HILO — Council Chairman Dominic Yagong is taking up the cause of local game hunters who are feeling increasingly pushed aside as wilderness is fenced off and game animals are shot from the sky.
HILO — Council Chairman Dominic Yagong is taking up the cause of local game hunters who are feeling increasingly pushed aside as wilderness is fenced off and game animals are shot from the sky.
Yagong is sponsoring two bills to be heard at the June 6 County Council meeting in Hilo. One would outlaw any aerial shooting of game animals. The other is a charter amendment to create a county Game Management Advisory Council.
“It’s just not within the traditional values of the people of this county to have a practice that kills animals from the sky and have those animals die and rot on the mountains,” Yagong said Tuesday, “especially when we have so many people having a difficult time putting food on the table.”
Subsistence hunting has long been a part of the island culture. A baseline study of food self-sufficiency in Hawaii County released last week estimates that hunters add 163,000 pounds of meat — primarily from goats, sheep and pigs — to island tables over the course of a year. Bird hunting also contributes to the Big Island diet.

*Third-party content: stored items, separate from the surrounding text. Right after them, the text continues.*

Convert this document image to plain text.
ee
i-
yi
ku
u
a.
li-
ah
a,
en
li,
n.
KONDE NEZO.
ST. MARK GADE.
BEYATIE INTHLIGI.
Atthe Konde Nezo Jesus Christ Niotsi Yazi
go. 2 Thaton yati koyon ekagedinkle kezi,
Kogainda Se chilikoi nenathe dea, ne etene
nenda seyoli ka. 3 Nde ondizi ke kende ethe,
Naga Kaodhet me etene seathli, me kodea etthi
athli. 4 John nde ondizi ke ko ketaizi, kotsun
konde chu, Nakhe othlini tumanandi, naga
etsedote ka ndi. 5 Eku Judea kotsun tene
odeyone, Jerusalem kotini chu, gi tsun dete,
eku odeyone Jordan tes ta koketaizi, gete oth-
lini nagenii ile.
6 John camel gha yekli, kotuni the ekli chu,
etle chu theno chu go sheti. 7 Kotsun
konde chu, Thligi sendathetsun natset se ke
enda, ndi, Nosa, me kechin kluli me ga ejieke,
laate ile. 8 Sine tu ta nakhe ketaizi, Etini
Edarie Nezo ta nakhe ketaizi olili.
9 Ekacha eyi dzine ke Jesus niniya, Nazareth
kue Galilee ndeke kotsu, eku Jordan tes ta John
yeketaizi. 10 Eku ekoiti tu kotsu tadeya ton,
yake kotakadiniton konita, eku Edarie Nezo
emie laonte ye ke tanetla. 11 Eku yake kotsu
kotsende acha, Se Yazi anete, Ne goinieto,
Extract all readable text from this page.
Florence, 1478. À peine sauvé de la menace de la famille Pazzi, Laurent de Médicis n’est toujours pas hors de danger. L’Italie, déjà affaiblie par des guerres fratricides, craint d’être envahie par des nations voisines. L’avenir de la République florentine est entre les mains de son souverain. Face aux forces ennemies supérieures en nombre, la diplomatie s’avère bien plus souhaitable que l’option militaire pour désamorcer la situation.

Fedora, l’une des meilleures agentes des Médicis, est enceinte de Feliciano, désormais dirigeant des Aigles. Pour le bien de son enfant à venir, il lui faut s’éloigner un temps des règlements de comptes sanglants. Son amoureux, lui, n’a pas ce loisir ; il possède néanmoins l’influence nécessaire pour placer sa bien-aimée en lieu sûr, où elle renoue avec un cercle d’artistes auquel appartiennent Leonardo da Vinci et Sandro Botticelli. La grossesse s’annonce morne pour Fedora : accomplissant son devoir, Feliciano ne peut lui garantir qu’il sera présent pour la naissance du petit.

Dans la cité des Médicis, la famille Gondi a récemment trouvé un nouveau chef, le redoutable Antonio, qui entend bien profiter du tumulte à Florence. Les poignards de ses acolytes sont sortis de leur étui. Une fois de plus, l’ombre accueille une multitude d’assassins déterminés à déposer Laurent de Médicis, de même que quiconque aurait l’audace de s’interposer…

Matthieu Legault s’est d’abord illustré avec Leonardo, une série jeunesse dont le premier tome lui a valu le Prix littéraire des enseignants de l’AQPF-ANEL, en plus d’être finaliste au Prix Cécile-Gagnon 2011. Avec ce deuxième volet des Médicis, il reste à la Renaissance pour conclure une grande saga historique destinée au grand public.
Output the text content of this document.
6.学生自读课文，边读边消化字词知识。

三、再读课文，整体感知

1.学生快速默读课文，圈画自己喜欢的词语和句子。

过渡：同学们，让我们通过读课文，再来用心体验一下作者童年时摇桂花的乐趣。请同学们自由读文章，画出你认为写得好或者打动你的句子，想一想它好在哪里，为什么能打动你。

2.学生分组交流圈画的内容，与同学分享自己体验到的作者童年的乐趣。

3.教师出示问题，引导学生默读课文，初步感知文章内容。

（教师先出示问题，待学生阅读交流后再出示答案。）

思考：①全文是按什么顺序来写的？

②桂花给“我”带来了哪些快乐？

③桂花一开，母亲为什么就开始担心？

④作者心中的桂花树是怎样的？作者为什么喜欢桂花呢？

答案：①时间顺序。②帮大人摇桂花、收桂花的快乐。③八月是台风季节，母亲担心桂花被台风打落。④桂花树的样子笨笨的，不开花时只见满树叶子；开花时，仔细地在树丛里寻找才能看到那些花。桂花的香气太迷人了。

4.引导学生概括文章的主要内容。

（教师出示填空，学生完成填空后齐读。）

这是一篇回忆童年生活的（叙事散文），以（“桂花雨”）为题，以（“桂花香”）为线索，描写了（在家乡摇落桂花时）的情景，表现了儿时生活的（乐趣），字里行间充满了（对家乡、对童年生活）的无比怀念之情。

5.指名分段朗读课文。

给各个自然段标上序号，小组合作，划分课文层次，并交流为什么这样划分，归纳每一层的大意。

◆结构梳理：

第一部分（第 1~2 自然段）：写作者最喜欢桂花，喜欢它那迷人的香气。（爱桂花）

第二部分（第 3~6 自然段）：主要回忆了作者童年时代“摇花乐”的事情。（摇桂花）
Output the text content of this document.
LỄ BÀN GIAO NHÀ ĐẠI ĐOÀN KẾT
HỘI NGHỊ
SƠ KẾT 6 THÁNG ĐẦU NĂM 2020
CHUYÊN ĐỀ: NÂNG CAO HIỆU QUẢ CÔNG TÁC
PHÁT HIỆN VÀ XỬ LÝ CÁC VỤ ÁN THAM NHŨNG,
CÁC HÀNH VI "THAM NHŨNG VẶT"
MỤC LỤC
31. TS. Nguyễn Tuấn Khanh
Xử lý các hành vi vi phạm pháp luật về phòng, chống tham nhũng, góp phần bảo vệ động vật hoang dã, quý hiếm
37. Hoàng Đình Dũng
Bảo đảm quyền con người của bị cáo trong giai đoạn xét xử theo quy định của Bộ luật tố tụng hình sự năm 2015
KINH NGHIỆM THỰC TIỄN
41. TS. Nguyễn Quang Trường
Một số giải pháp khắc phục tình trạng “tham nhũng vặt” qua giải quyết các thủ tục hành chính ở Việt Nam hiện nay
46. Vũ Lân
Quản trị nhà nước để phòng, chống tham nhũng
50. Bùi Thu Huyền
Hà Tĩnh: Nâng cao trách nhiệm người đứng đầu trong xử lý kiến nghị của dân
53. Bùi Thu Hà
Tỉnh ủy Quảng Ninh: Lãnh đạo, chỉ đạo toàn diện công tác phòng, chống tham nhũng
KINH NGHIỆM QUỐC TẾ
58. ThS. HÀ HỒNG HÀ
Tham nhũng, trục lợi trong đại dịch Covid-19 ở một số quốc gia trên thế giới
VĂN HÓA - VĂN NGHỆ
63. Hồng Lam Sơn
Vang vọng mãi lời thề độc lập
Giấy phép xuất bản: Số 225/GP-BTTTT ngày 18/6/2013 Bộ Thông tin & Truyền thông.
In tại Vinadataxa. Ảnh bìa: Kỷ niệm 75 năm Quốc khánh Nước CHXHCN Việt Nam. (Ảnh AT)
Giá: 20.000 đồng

“Hawaii County shall declare home rule that states that aerial killing of wildlife from a helicopter using rapid gunfire is an unacceptable practice and is not in harmony with the values and culture of the people of our island,” Yagong said.
The county can’t legally declare such “home rule” rights because state law takes precedence, said William Aila, chairman of the state Department of Land and Natural Resources, which regularly conducts aerial eradication programs against invasive species on state land.
“State law has jurisdiction on this issue,” Aila said. “The state statute allows aerial shooting, and we will continue to do aerial shooting where it’s proper and where it’s effective.”
DLNR most recently held aerial shooting Feb. 21-22 targeting goats, sheep, mouflon and hybrids within the Palila critical habitat in the Mauna Kea Forest Reserve. Salvage permits were issued for those wishing to retrieve carcasses left in two drop-off areas, according to the DLNR website.
The state says eradication of the feral wildlife is needed to protect the forest from overgrazing.
Yagong said he hopes that once a county ordinance is in place, the county’s legislative delegation will take notice and help change state law for Hawaii Island, even if the state wants to continue the practice on other islands.
Pat Pacheco is one Big Island hunter who wants to see the state activities stop. Pacheco said he’s hunted on the mountains since 1950, and he’s seen the forest become an overgrown fire hazard because the feral goats and pigs haven’t been able to maintain it.
“These so-called scientists don’t know what they’re talking about. They come in here and get grant money and deprive the people of food. … It used to be a forest, and now it’s a jungle,” Pacheco said. “I think people are fed up. We have the right to fight for our resources.”
The charter amendment creating a Game Management Advisory Council would give hunters a forum to bring their views to the table and lobby for changes at the county, state and federal level, Yagong said. The commission would be set up like most commissions in the county, with one member from each of nine council districts, appointed by the mayor and confirmed by the council.
The commission would be charged with advising government agencies on matters related to the preservation of subsistence hunting and fishing, as well as protecting traditional and cultural gathering rights, according to the bill.
“The commission shall promulgate rules that shall conserve and protect Hawaii’s natural and cultural resources in furtherance of the self-sufficiency and long-term subsistence sustainability of the county,” according to the bill.
The charter amendment would go to the November ballot, if the council passes it three times with at least six votes.